In a former world, this question would be recognized as gaslighting. But in the brave new world, it’s standard medical practice.
Luka Hein remembers medical professionals asking her parents that question, when she was a mentally ill teenager being led down the garden path to gender transition. As a child of divorce and a victim of cyber-abuse, she was wounded, traumatized, and miserable in her female body. She just wanted the pain to stop.
Instead of making it stop, her doctors prescribed more pain.
It came in vials, full of testosterone. Luka was told that this would give her male puberty. She would grow a beard, her voice would deepen naturally, and she would “grow” male genitalia. Meanwhile her doctors would give her a double mastectomy. She was 16 years old.
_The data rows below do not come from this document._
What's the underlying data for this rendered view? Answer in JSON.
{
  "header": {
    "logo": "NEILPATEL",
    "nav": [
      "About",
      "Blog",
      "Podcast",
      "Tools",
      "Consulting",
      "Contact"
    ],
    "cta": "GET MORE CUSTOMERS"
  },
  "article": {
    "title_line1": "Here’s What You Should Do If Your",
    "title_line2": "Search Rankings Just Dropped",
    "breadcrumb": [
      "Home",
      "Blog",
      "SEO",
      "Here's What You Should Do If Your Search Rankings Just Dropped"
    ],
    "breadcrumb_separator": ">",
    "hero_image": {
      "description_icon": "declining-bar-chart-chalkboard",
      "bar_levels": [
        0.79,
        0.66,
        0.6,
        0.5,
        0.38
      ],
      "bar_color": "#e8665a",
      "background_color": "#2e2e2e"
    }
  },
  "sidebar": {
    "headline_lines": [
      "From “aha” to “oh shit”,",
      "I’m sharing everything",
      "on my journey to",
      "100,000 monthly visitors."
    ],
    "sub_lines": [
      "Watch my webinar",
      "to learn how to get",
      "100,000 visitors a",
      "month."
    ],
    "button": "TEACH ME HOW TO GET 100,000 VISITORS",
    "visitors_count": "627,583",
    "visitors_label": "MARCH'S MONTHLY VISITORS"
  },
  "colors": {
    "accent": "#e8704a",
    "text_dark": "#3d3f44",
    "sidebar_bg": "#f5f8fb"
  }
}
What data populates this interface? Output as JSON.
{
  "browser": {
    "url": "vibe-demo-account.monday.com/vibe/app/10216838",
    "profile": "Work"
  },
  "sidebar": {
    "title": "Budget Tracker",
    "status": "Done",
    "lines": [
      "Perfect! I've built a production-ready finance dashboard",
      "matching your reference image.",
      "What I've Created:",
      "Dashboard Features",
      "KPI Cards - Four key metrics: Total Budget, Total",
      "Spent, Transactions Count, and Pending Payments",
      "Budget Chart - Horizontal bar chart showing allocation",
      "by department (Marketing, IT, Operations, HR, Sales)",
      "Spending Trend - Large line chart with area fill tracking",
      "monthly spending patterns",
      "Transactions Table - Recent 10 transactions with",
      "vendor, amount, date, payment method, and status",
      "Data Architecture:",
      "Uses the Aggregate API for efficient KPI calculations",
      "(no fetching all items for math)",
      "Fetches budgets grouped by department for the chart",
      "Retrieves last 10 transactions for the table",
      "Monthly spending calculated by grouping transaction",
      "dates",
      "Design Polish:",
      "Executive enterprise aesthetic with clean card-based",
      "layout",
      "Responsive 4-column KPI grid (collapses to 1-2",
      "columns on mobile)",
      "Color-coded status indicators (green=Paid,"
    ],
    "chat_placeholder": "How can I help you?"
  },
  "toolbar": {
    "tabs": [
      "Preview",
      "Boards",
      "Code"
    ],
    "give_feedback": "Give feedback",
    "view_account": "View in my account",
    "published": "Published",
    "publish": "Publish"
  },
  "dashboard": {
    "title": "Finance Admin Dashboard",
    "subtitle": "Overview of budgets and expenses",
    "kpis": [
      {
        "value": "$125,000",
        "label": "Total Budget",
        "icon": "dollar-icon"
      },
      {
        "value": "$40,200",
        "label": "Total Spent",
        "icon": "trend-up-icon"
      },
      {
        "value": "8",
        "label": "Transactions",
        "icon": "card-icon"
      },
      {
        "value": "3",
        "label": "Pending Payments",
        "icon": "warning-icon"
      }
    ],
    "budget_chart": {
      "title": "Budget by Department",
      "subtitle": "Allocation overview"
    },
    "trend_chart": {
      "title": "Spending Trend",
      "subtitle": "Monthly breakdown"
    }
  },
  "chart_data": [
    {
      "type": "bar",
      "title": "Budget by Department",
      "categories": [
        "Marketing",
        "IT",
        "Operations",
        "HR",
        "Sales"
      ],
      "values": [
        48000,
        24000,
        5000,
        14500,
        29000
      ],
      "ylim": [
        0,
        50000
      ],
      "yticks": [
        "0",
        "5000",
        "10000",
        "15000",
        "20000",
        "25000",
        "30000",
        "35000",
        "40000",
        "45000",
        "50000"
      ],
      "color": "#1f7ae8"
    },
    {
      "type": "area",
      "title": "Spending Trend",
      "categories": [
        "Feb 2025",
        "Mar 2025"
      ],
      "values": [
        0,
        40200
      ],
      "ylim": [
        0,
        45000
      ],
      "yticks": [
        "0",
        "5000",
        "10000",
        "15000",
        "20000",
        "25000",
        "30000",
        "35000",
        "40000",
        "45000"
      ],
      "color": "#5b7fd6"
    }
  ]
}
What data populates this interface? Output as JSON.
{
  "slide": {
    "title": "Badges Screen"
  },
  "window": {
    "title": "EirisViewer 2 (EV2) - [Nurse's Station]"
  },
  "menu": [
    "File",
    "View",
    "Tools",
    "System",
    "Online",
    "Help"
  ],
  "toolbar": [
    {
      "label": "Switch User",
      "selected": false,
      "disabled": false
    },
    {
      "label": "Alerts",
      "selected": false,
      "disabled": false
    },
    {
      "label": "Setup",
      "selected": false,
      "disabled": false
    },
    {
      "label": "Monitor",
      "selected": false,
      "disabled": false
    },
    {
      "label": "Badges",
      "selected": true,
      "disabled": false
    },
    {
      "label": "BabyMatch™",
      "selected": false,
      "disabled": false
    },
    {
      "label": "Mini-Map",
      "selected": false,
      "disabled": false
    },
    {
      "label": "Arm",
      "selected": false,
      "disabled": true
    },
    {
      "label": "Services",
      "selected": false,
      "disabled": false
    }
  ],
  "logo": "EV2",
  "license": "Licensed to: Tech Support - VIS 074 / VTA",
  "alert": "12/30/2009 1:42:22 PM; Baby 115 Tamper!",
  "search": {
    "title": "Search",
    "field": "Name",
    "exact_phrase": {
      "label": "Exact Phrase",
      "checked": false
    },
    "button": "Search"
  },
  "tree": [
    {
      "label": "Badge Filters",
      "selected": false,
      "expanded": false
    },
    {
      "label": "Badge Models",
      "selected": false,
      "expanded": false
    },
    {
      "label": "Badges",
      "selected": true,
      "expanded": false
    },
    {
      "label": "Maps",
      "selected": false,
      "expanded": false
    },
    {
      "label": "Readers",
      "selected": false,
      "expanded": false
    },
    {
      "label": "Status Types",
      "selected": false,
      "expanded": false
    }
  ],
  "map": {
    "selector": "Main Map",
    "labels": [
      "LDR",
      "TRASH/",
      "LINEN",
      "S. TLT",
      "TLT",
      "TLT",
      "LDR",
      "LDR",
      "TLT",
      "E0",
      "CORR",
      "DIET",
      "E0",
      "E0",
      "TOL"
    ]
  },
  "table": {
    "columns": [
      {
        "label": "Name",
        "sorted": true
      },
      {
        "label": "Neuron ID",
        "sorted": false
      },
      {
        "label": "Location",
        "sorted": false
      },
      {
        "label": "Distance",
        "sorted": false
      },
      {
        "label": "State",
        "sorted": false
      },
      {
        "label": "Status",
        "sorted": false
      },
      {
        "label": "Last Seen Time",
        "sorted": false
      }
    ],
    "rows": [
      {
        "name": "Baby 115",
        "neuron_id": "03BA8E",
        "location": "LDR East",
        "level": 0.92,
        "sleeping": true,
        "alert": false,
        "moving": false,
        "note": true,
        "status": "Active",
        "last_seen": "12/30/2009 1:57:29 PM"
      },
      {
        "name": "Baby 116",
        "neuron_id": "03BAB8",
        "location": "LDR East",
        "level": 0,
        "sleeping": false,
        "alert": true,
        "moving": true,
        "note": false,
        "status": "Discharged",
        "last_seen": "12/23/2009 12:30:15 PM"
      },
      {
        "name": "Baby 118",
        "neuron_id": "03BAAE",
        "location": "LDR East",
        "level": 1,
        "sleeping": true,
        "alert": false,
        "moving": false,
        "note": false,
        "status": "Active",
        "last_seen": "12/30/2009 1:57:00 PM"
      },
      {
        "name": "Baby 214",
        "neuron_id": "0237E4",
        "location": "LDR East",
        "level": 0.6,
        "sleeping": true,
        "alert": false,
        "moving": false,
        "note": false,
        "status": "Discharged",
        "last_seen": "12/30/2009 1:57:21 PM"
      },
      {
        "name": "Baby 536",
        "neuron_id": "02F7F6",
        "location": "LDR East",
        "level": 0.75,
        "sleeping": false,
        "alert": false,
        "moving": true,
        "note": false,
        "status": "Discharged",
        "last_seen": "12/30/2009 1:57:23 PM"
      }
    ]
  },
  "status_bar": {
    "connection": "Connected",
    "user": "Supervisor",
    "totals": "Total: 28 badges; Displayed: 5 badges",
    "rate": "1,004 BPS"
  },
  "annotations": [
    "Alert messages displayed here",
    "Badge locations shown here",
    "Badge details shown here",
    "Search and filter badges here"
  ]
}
In England, Ritchie Herron was given similar but opposite promises as a disturbed young man in his 20s. When he sought help for his mental illness, it took only two 30-minute meetings for him to be set on the road that led to vaginoplasty. As he gradually came out of the fog of pain-killers, his first lucid thought was “Oh God, what have I done?”
Eventually Ritchie decided to sue the people who made him those promises. Recently, Luka announced that she was doing the same. They join a small but growing army of men and women willing to expose their pain to the world for the sake of the truth. They speak not only for themselves, but for the many others like them who are unable to speak.
But why is their fight so lonely? Why are people still so afraid to stand up with them? To a great extent, I think it goes back to that poisonous question: “Living daughter or dead son?” “Living son or dead daughter?” “Your child: dead or alive?”